Le théâtre modeste, c’est mieux !
LA GUERRE DE TROIE (EN MOINS DE DEUX !), D’EUDES LABRUSSE. THÉÂTRE 13/JARDIN, PARIS-13E, 01-45-88-62-22. JUSQU’AU 10 JUIN. À LA TRACE, D’ALEXANDRA BADEA. LA COLLINE THÉÂTRE NATIONAL, PARIS-20E, 01-44-62-52-52. JUSQU’AU 26 MAI.

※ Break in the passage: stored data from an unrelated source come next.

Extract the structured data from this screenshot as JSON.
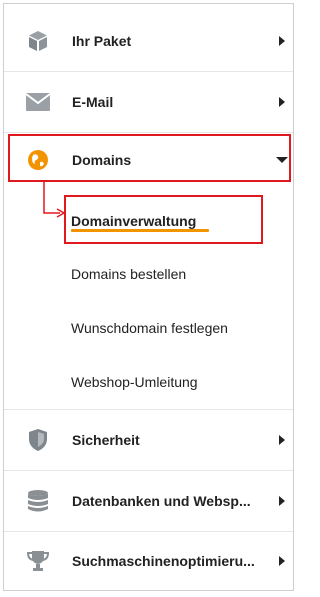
{
  "menu": {
    "items": [
      {
        "label": "Ihr Paket",
        "icon": "package-icon"
      },
      {
        "label": "E-Mail",
        "icon": "envelope-icon"
      },
      {
        "label": "Domains",
        "icon": "globe-icon"
      },
      {
        "label": "Sicherheit",
        "icon": "shield-icon"
      },
      {
        "label": "Datenbanken und Websp...",
        "icon": "database-icon"
      },
      {
        "label": "Suchmaschinenoptimieru...",
        "icon": "trophy-icon"
      }
    ],
    "subitems": [
      {
        "label": "Domainverwaltung"
      },
      {
        "label": "Domains bestellen"
      },
      {
        "label": "Wunschdomain festlegen"
      },
      {
        "label": "Webshop-Umleitung"
      }
    ]
  },
  "colors": {
    "highlight": "#e0191f",
    "accent": "#f29400",
    "icon": "#8a8f94",
    "text": "#222222"
  }
}
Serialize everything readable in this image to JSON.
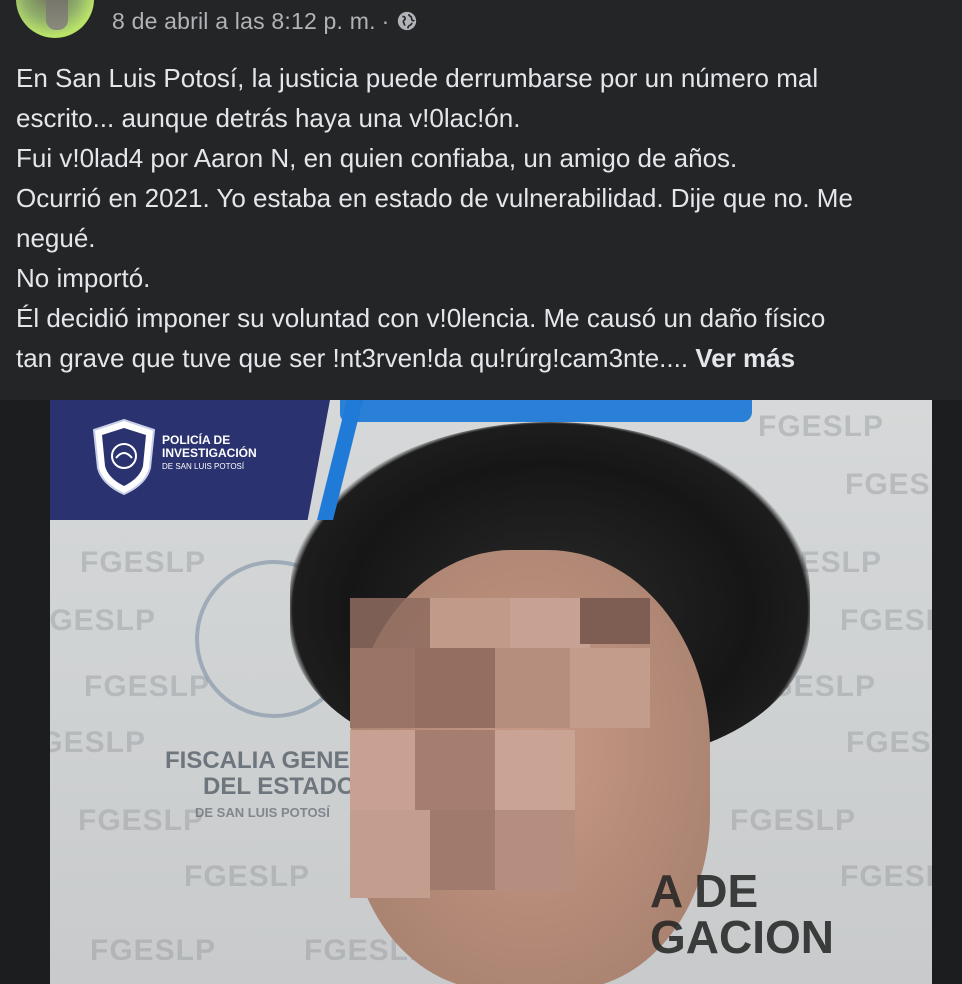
{
  "header": {
    "timestamp": "8 de abril a las 8:12 p. m.",
    "separator": "·",
    "privacy_icon": "globe-icon"
  },
  "post": {
    "lines": [
      "En San Luis Potosí, la justicia puede derrumbarse por un número mal",
      "escrito... aunque detrás haya una v!0lac!ón.",
      "Fui v!0lad4 por Aaron N, en quien confiaba, un amigo de años.",
      "Ocurrió en 2021. Yo estaba en estado de vulnerabilidad. Dije que no. Me",
      "negué.",
      "No importó.",
      "Él decidió imponer su voluntad con v!0lencia. Me causó un daño físico",
      "tan grave que tuve que ser !nt3rven!da qu!rúrg!cam3nte...."
    ],
    "see_more": "Ver más"
  },
  "photo": {
    "badge_line1": "Policía de",
    "badge_line2": "Investigación",
    "badge_line3": "de San Luis Potosí",
    "fiscalia_line1": "FISCALIA GENERAL",
    "fiscalia_line2": "DEL ESTADO",
    "fiscalia_line3": "DE SAN LUIS POTOSÍ",
    "watermark": "FGESLP",
    "shirt_line1": "A DE",
    "shirt_line2": "GACION",
    "colors": {
      "badge": "#2a3270",
      "accent": "#1f7ad8"
    }
  }
}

Sans souscrire aux paroles d’Edmond Michelet, le successeur de Malraux au ministère des Affaires culturelles qui faisait l’apologie du théâtre pauvre, on ne peut nier que le dénuement stimule l’imagination. Eudes Labrusse, directeur du Théâtre du Mantois, dramaturge au talent reconnu, et son cometteur en scène Jérôme Imard se proposent de raconter la guerre de Troie en moins d’une heure et demie et 24 tableaux, à l’instar de « l’Iliade », divisée en 24 chants. Labrusse ne se contente pas de résumer les 15537 vers d’Homère, il emprunte aussi à Sophocle, Euripide, Hésiode, Virgile… Le lyrisme de l’épopée en prend un coup mais ne disparaît pas tout à fait. On redécouvre même certains épisodes, comme la vengeance qu’Ulysse exerce sur Palamède (prénom de M. de Charlus chez Proust). Il est vrai que ce dernier l’a forcé à s’engager dans l’expédition contre Troie. De quels moyens Labrusse et Imard disposent-ils? De quelques tables et chaises, plus sept comédiens (Catherine Bayle, Audrey Le Bihan, Hoa Lan Scremin, Laurent Joly, Nicolas Postillon, Loïc Puichevrier, Philippe Weissert) et un musicien (Christian Roux). Un point c’est tout. Mais leur bonne humeur alerte et leur sens du rythme rendent ce spectacle tout public très divertissant. Rien de mieux pour initier les enfants au tout premier cycle romanesque d’heroic fantasy. Quittant « la Guerre de Troie » pour « A la trace », on passe d’un théâtre modeste à une production quasi hollywoodienne. Anne Théron ne lésine sur rien. Elle a fait construire en fond de scène une sorte d’échafaudage comportant neuf compartiments, comme des cases de BD, voilés par un tulle. Ainsi servent-ils d’écrans quand sont projetées les images vidéo des acteurs. Elle tient en effet à ce qu’il n’y ait en chair et en os sur le plateau que des femmes pour raconter cette histoire de femmes. Malheureusement, leurs échanges avec des partenaires virtuels détraquent le spectacle. Ils introduisent un léger décalage dans les dialogues. Comme quand on téléphone aux Etats-Unis. Les mots se désincarnent aussitôt. Le contraire du théâtre. L’argent d’Anne Théron ne fait pas notre bonheur.